Here is how Stanley defined his terms:

[Fractured] means that information underlying the same unitary concepts (e.g. how to add numbers) is split into disconnected pieces. Importantly, these pieces then become redundant as a result of their fracture: they are separately invoked in different contexts to model the same underlying concept, when ideally, a single instance of the concept would have sufficed. In other words, where there would ideally be the reuse of one deep understanding of a concept, instead there are different mechanisms for achieving the same function. At the same time, these fractured (and hence redundant) functions tend to become entangled with other fractured functions, which means that behaviors that should be independent and modular end up influencing each other in idiosyncratic and inappropriate ways. For example, a set of neurons within an image generator that change hair color might also cause the foliage in the background to change as well, and separating these two effects could be impossible.

Stanley’s hypothesis reminded me of the way we understand the movement of the planets. In the pre-Copernican world, astronomers devised all sorts of complex models to explain why the planets moved the way they did. If we had given an AI enough observational data about planetary motion back then, it’d have been able to predict them accurately, but it wouldn’t have any understanding of the underlying physics.
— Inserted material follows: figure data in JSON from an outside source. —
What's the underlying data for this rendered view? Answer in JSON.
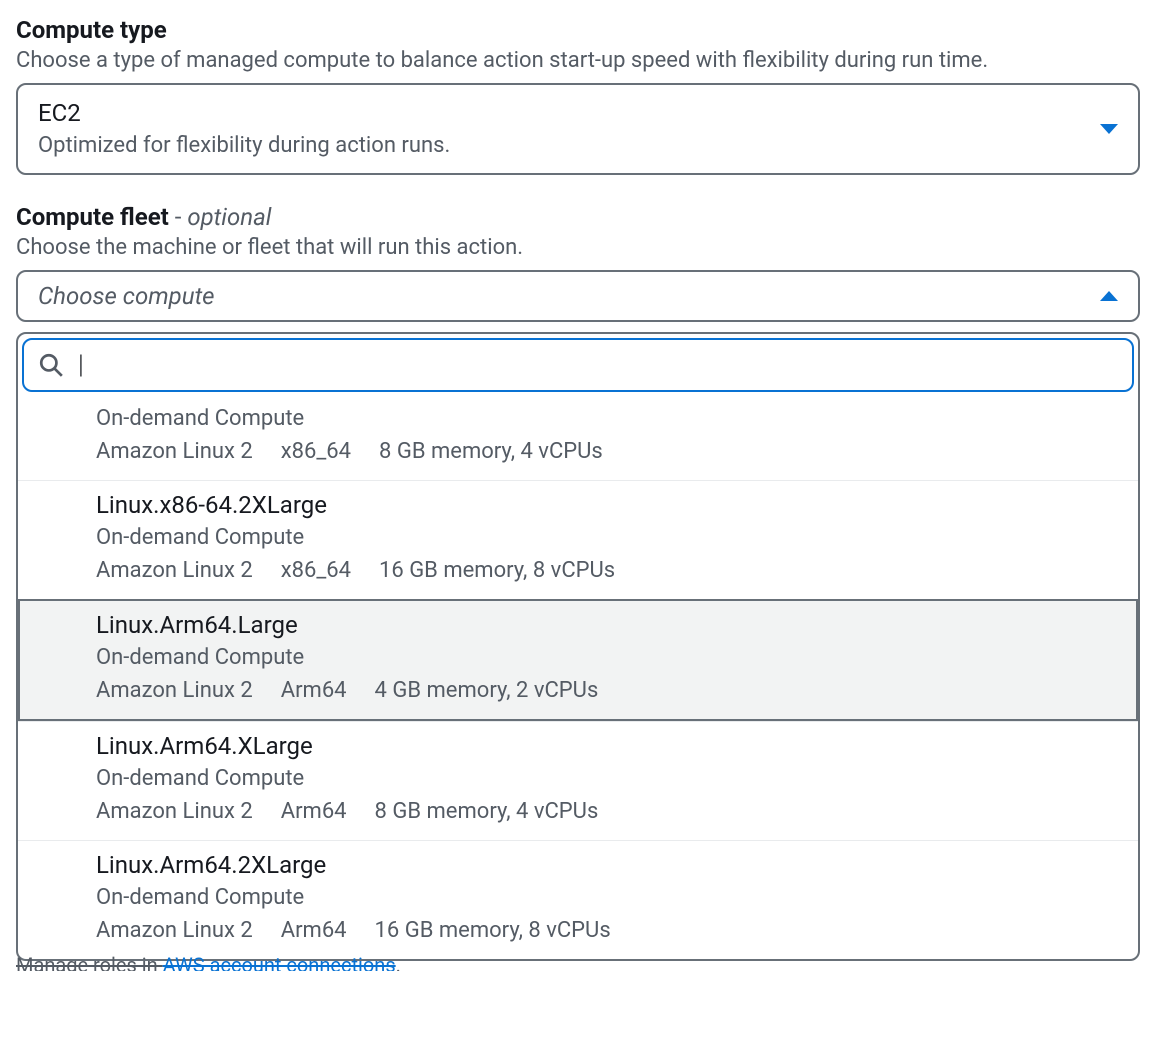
{
  "computeType": {
    "title": "Compute type",
    "description": "Choose a type of managed compute to balance action start-up speed with flexibility during run time.",
    "selectedValue": "EC2",
    "selectedSubtext": "Optimized for flexibility during action runs."
  },
  "computeFleet": {
    "title": "Compute fleet",
    "dash": " - ",
    "optional": "optional",
    "description": "Choose the machine or fleet that will run this action.",
    "placeholder": "Choose compute",
    "searchValue": "",
    "options": [
      {
        "name": "",
        "subLabel": "On-demand Compute",
        "os": "Amazon Linux 2",
        "arch": "x86_64",
        "specs": "8 GB memory, 4 vCPUs",
        "highlighted": false,
        "hideName": true
      },
      {
        "name": "Linux.x86-64.2XLarge",
        "subLabel": "On-demand Compute",
        "os": "Amazon Linux 2",
        "arch": "x86_64",
        "specs": "16 GB memory, 8 vCPUs",
        "highlighted": false
      },
      {
        "name": "Linux.Arm64.Large",
        "subLabel": "On-demand Compute",
        "os": "Amazon Linux 2",
        "arch": "Arm64",
        "specs": "4 GB memory, 2 vCPUs",
        "highlighted": true
      },
      {
        "name": "Linux.Arm64.XLarge",
        "subLabel": "On-demand Compute",
        "os": "Amazon Linux 2",
        "arch": "Arm64",
        "specs": "8 GB memory, 4 vCPUs",
        "highlighted": false
      },
      {
        "name": "Linux.Arm64.2XLarge",
        "subLabel": "On-demand Compute",
        "os": "Amazon Linux 2",
        "arch": "Arm64",
        "specs": "16 GB memory, 8 vCPUs",
        "highlighted": false
      }
    ]
  },
  "footer": {
    "prefix": "Manage roles in ",
    "link": "AWS account connections",
    "suffix": "."
  },
  "colors": {
    "primary": "#0972d3",
    "border": "#687078",
    "textPrimary": "#16191f",
    "textSecondary": "#545b64",
    "highlightBg": "#f2f3f3",
    "divider": "#e9ebed"
  }
}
The underlying neural networks would be complex and uninterpretable. It took a leap of understanding by Kepler to come up with his elegant and simple laws of planetary motion. It’s not clear if an AI, even with limitless training data, could’ve come up with them.

I have only a basic understanding of neural networks, even though I’ve now used algorithms based on them for more than two decades to analyze genomic data. More recently, I have become what one may consider a power user of large language models. Stanley’s hypothesis articulates something that has long bothered me about both LLMs and the underlying neural networks.

Maybe the most important question this raises is if the current unprecedented investment in AI infrastructure will actually pay off, or if we need to re-think the way we train and construct AIs.